Towards the end of those seven years, my late father became homeless and I took him in too to provide care for him too for four more years. Within a short time of his moving in with us, my wife died leaving me to cope with a home of three bachelors as my divorced from his first wife son also was then living with us.
If I had to pinpoint one particular period of stress during a major life change situation, it was the four years that my father lived with me. I survived that successfully and since his death in 2012 have lived a relatively peaceful life.

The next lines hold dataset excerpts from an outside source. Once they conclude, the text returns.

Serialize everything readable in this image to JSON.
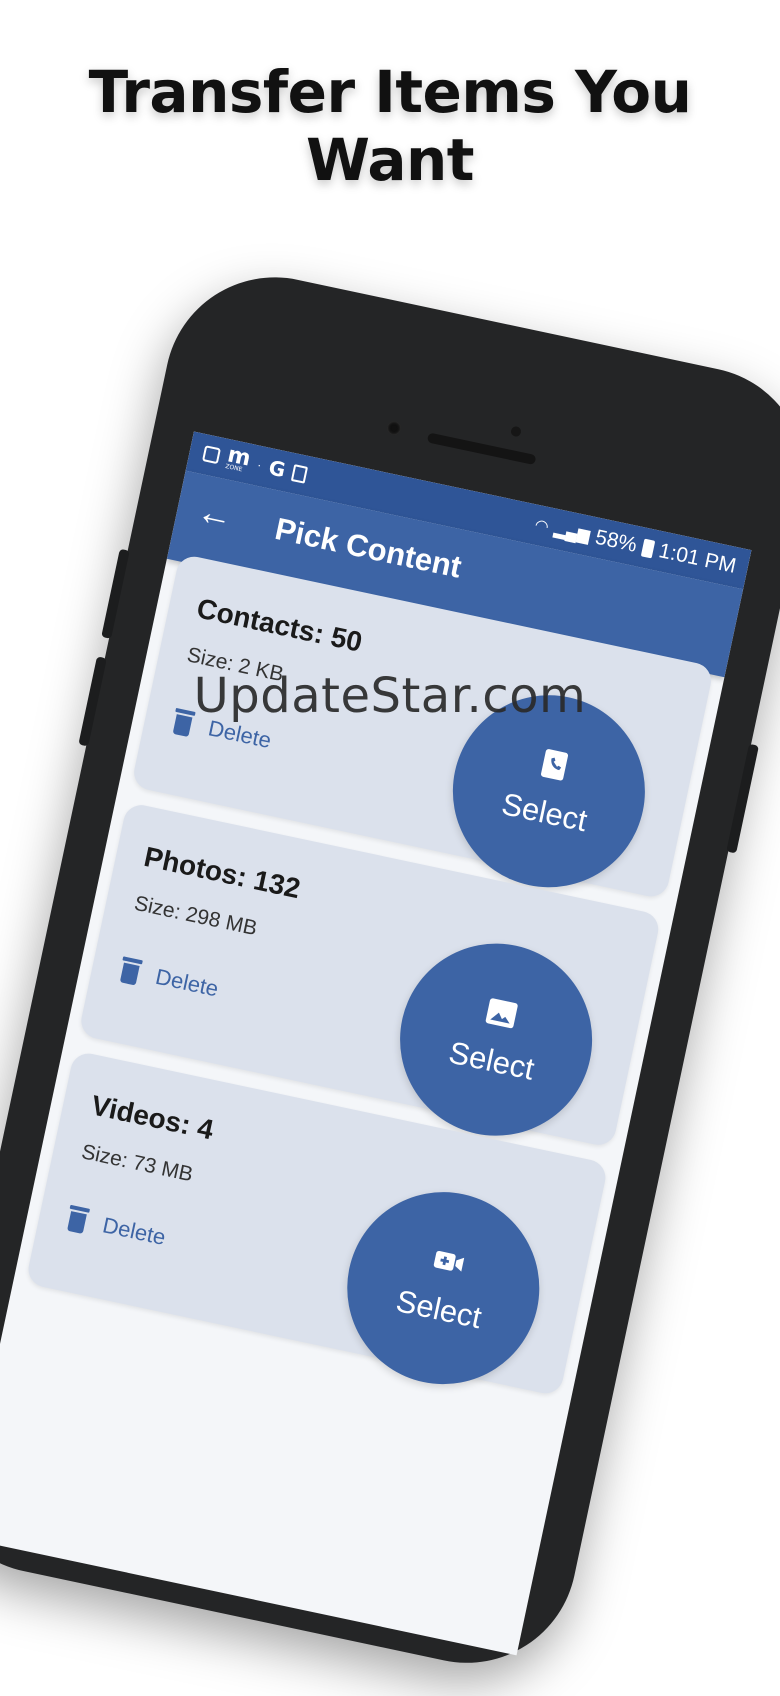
{
  "headline": {
    "line1": "Transfer Items You",
    "line2": "Want"
  },
  "status_bar": {
    "notif_m": "m",
    "notif_zone": "ZONE",
    "notif_dot": "·",
    "notif_g": "G",
    "battery_percent": "58%",
    "time": "1:01 PM"
  },
  "app_bar": {
    "back_icon": "arrow-left-icon",
    "title": "Pick Content"
  },
  "items": [
    {
      "title": "Contacts: 50",
      "size": "Size: 2 KB",
      "delete_label": "Delete",
      "select_label": "Select",
      "icon": "contact-book-icon"
    },
    {
      "title": "Photos: 132",
      "size": "Size: 298 MB",
      "delete_label": "Delete",
      "select_label": "Select",
      "icon": "image-icon"
    },
    {
      "title": "Videos: 4",
      "size": "Size: 73 MB",
      "delete_label": "Delete",
      "select_label": "Select",
      "icon": "video-camera-icon"
    }
  ],
  "watermark": "UpdateStar.com",
  "colors": {
    "primary": "#3d64a5",
    "status_bar": "#2f5597",
    "card": "#dbe1ec",
    "phone_body": "#242526"
  }
}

Another major life change was when my son got married again two and a half years ago and after a long time a lady of the house came in to take charge of the household which was an experience that I thoroughly enjoyed and continue to do so.
Recently I have had some health issues and for the first time ever, have been put on a regime of daily medications which is taking some time to get used to. My friend and physician cheerfully explains the change as part of the aging process and suggests that I now understand that I am now a very senior citizen. And that, friends, is a major life change by itself!